Jeremiah Johnson, of Springboro, Ohio, who was posthumously promoted to sergeant first class, had the Bronze Star with valor presented to his family Saturday. Black, 35, of Puyallup, Wash., had the Bronze Star with valor given to his family Tuesday.

La David Johnson, of Miami Gardens, Fla., would also be awarded the Silver Star, the military said in June.

The other awards include Silver Stars for two unnamed team members, a Bronze Star with valor, an Army Commendation Medal with valor and the Army Commendation Medal with “C” device for combat, the Pentagon has said.

The Special Forces team “served gallantly under fire,” Owen West, assistant secretary of defense for special operations and low-intensity conflict, told reporters at the Pentagon in June.

If not for the courageous actions by several of them, “additional loss of life likely would have occurred,” he said.

News of the attack — the deadliest combat incident for U.S. forces in Africa since the 1993 downing of a Black Hawk helicopter in Somalia — brought scrutiny on special operations missions in Africa.

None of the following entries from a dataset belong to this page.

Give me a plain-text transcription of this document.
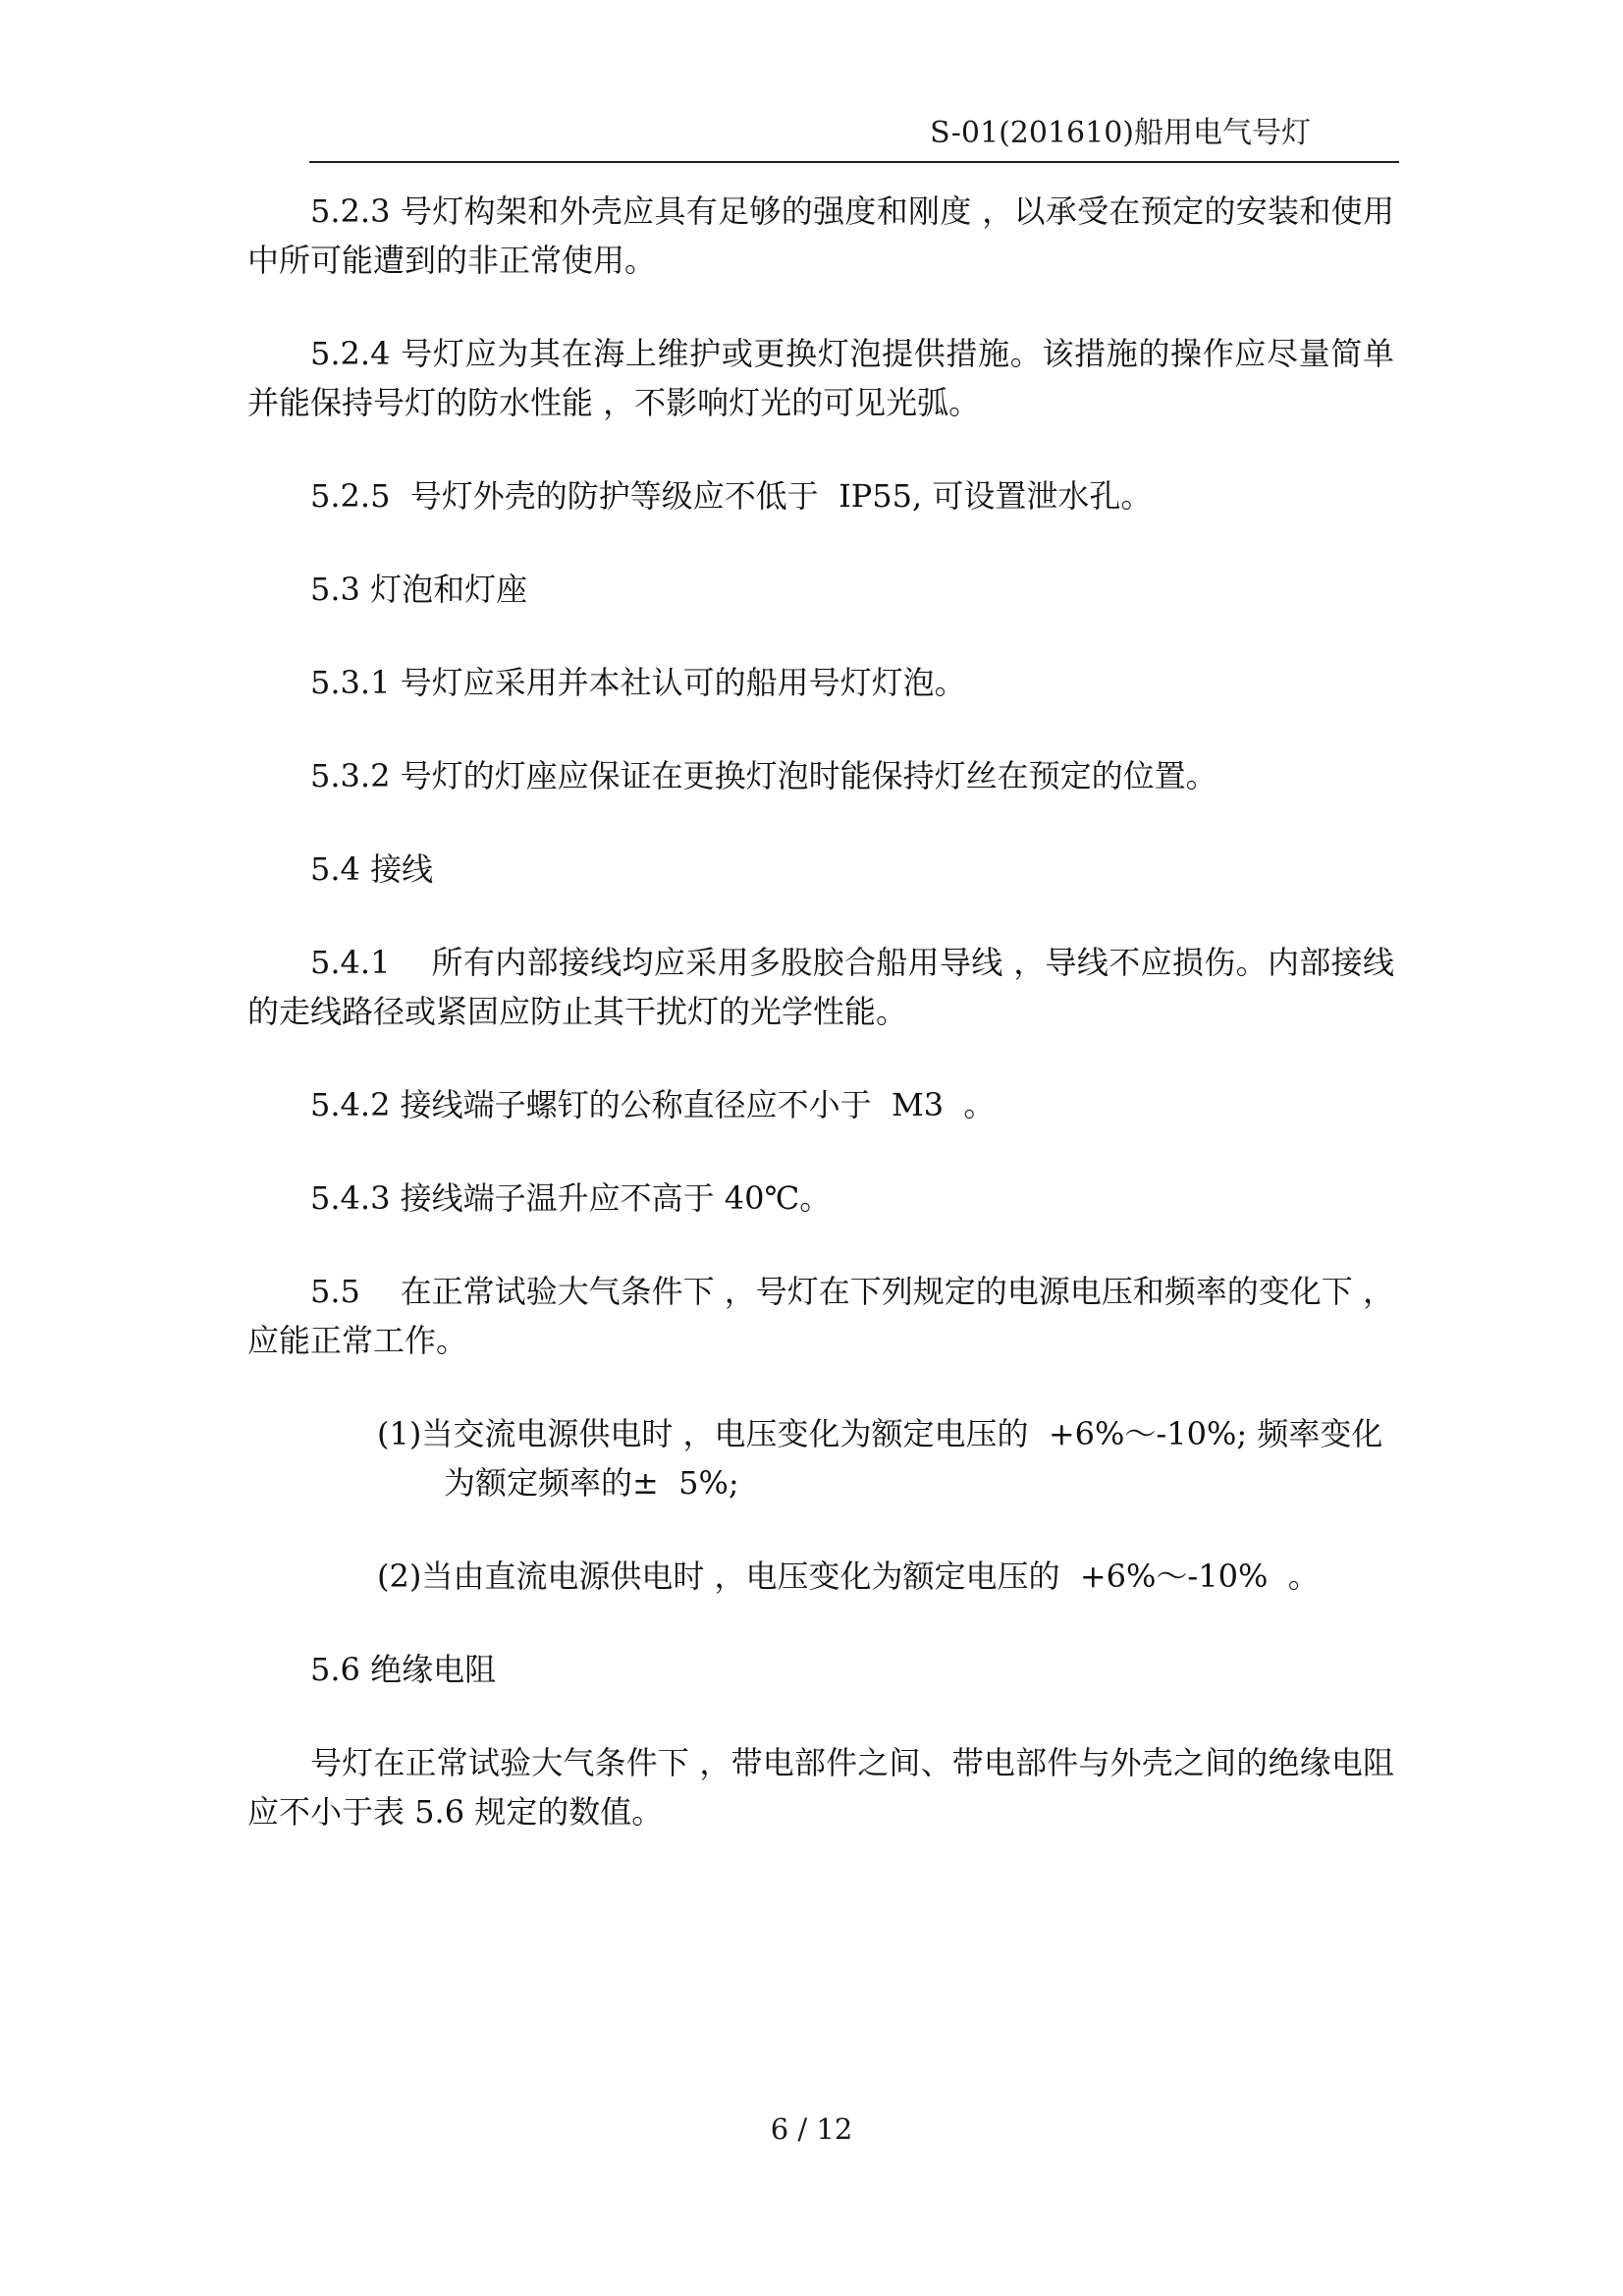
S-01(201610)船用电气号灯

5.2.3 号灯构架和外壳应具有足够的强度和刚度 ，以承受在预定的安装和使用中所可能遭到的非正常使用。

5.2.4 号灯应为其在海上维护或更换灯泡提供措施。该措施的操作应尽量简单并能保持号灯的防水性能 ，不影响灯光的可见光弧。

5.2.5  号灯外壳的防护等级应不低于  IP55, 可设置泄水孔。

5.3 灯泡和灯座

5.3.1 号灯应采用并本社认可的船用号灯灯泡。

5.3.2 号灯的灯座应保证在更换灯泡时能保持灯丝在预定的位置。

5.4 接线

5.4.1    所有内部接线均应采用多股胶合船用导线 ，导线不应损伤。内部接线的走线路径或紧固应防止其干扰灯的光学性能。

5.4.2 接线端子螺钉的公称直径应不小于  M3  。

5.4.3 接线端子温升应不高于 40℃。

5.5    在正常试验大气条件下 ，号灯在下列规定的电源电压和频率的变化下 ，应能正常工作。

(1)当交流电源供电时 ，电压变化为额定电压的  +6%～-10%; 频率变化为额定频率的±  5%;

(2)当由直流电源供电时 ，电压变化为额定电压的  +6%～-10%  。

5.6 绝缘电阻

号灯在正常试验大气条件下 ，带电部件之间、带电部件与外壳之间的绝缘电阻应不小于表 5.6 规定的数值。

6 / 12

It led officials to order changes to reduce risk to American troops and better prepare them for operations.

The military’s response to the incident raised further questions after a long investigation resulted in reprimands for mostly junior and mid-grade officers and enlisted personnel, while only one general officer was punished. Another review, completed this spring, brought no additional disciplinary actions.

Military officials have said mistakes were made in the mission’s planning and approval, and they have blamed tactical confusion and a failure to rehearse the operation as factors contributing to its deadly outcome. But some family members have criticized the military’s findings and complained to the media of the long wait for answers.

The ceremony for Jeremiah Johnson’s family at the Capitol Theatre in Greeneville, Tenn., seemed to bring some closure, though the soldier’s father told local news channel WJHL that it was a difficult event.

“It’s difficult in the sense that it’s been a very long period of time since Jeremiah’s death,” J.W. Johnson said. “I think it accomplishes the end of a lot of chapters. We really feel and understand what he did and how he lived and how he died.”

The ceremony was “incredibly moving,” Dickson, the 3rd Special Forces Group spokesman, said on Twitter.

“We are forever indebted to his sacrifice,” Dickson said of the soldier, who was a married father of two daughters.

Black’s wife, two sons, father, mother and brother gathered at Fort Bragg, N.C., for his award presentation on Tuesday, the Fayetteville Observer reported.

“It is very nice today to see that the Army is recognizing some of the soldiers for some of the things they did,” his father Hank Black said. “It was a long time coming, and we’re pleased to see it take place today.”

It isn’t just families who are grieving the losses, the soldier’s wife Michelle Black told the newspaper.

“It’s also the men who return. I mean, they lost their friends,” she said. “I think them having us, and us having them, that’s important for all of us.”

The Wright family had invited the public to attend Wednesday’s Silver Star presentation ceremony in the small town west of Savannah, the Army said.

“He was my John Wayne,” his father Arnold Wright told the audience at the gathering. “He gave all that he had to try and win the day. And it’s a shame that we lost those four guys that day.”